The paint is at first block painted into basic areas. The back is a mix of brown and black; the sides and chest are brown and white; and the uppermost section of the wing is stippled with a slightly darker blend of the brown and white mix - this last area will be the background colour for the upper wing markings
To soften the edges of the block painting, stipple the edges into each other back and forth a few times, using both mixes of paint
Continue with this stippling technique on the upper wing, using both of the main mixes. Leave some of the background colour to show through
With a finer brush, add the body markings to the back, rump and tail. Move forward to the head, neck and chest and, using two or three tonal changes, add the markings in a random way - close together on the head and upper neck, and less so as you move down the chest, stopping at the lower chest
Fitting the bill
The bill is made from a 6mm (1/4in) steel rod, cut to 160mm (6 1/4in), and shaped in a simple former made from scrap wood. Hammer back and forth until a smooth curve is achieved. Finish off by rounding one end and painting the whole bill black. To help with adhesion, mix a little bit of Super Glue into the paint and apply with an old brush
Insert the bill through the pre-drilled hole and glue into place. Fill any gaps with plastic wood and clean up the area with a knife and sandpaper
The final stage
Having already aged the wood beneath the painting, it is time to start rubbing your hard work off again with fine grade sandpaper or wire wool.

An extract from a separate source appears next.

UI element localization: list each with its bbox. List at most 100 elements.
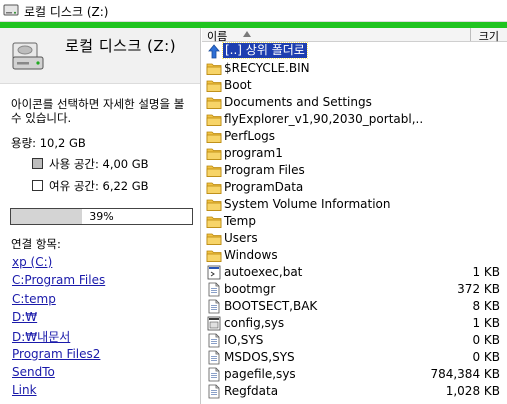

At this stage the carving and the paint still look a little fresh, so it needs to get dirty, resembling 90 or so years of being oiled, polished and handled, or to put it another way, a patina.
Use an antiquing wax, rubbed well into the paint and wood - dark oak or antique pine make a good choice. Leave some wax in the hard to get to places as it would build up there anyway over time, and polish the rest off.
All that remains is to present the piece for viewing on a suitable base. I have used an old herring net float and a shell, however, driftwood or a plain black base would be suitable, and you will have a decoy carving that in another 100 years, will be an antique in its own right.